Based on this real-world data of the German Pain e-Registry, add-on treatment with PRI in patients with acute MRP under real-world conditions in daily life was well tolerated and associated with an improvement of pain intensity, pain-related disabilities, and overall wellbeing.
评估非苯二氮䓬类解痉药匹哚诺尔(PRI)作为附加治疗药物在肌肉相关疼痛(MRP)患者中的疗效和耐受性。
对德国疼痛电子注册中心(GPeR)提供的去识别化常规数据进行探索性回顾性分析,重点关注疼痛强度、日常生活中与疼痛相关的残疾、幸福感以及药物相关不良反应(DRAEs)。主要终点基于(a)疼痛强度和残疾的临床相关镇痛反应(相对改善≥50%和/或绝对改善≥最小临床重要差异)以及(b)幸福感改善的综合(均在治疗结束时与基线相比)的综合(c)无任何 DRAEs。

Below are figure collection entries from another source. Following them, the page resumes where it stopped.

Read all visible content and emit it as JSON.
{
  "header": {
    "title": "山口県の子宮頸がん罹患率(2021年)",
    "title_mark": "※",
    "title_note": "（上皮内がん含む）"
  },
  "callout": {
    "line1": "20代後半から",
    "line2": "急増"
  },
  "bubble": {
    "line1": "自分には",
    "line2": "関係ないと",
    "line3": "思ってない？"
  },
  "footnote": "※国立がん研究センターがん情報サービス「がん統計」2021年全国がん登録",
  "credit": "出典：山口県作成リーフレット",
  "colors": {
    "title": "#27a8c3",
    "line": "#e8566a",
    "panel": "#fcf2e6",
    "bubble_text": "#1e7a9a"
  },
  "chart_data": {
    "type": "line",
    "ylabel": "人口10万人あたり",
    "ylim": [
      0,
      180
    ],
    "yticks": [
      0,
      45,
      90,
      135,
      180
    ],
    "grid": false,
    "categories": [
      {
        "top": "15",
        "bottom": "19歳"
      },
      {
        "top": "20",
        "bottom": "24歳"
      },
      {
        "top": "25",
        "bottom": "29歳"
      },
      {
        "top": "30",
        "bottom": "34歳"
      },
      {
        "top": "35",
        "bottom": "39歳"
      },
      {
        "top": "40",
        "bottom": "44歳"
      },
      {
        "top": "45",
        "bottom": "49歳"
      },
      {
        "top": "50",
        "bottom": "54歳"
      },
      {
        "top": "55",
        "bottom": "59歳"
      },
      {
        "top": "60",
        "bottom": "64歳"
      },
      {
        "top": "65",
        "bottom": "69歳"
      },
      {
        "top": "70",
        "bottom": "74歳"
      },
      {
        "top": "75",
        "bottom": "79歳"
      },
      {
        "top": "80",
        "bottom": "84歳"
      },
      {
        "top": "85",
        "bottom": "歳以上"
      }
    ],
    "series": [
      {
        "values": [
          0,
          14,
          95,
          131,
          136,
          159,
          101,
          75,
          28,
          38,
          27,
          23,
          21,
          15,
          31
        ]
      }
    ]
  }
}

在 2018 年 1 月 1 日至 2020 年 12 月 31 日期间,GPeR 收集了 121803 名疼痛患者的信息,其中 1133 名(0.9%;女性占 54.5%,平均年龄±标准差:53.9±11.8 岁)接受了 PRI 作为(主要为急性)MRP 的附加治疗,MRP 主要源自(下)背部(43.2%)、下肢(26.4%)或肩/颈部(21.1%)。平均日剂量为 7.8±1.8(中位数 9,范围 1.5-13.5)mg,治疗持续时间为 12.0±10.2(中位数 7,范围 3-63)天。总共有 666 名患者(58.8%)报告完全缓解,395 名(34.9%)部分缓解,72 名(6.4%)患者无反应-要么是因为缺乏疗效( = 2,0.2%)要么是因为 DRAEs( = 70,6.2%)。在接受 PRI 治疗后,41.7%的患者记录至少减少了一种其他疼痛药物,30.8%的患者甚至完全停止了任何其他药理学疼痛治疗。
基于德国疼痛电子注册中心的真实世界数据,在日常生活的真实世界条件下,急性 MRP 患者使用 PRI 作为附加治疗药物具有良好的耐受性,并能改善疼痛强度、与疼痛相关的残疾和整体幸福感。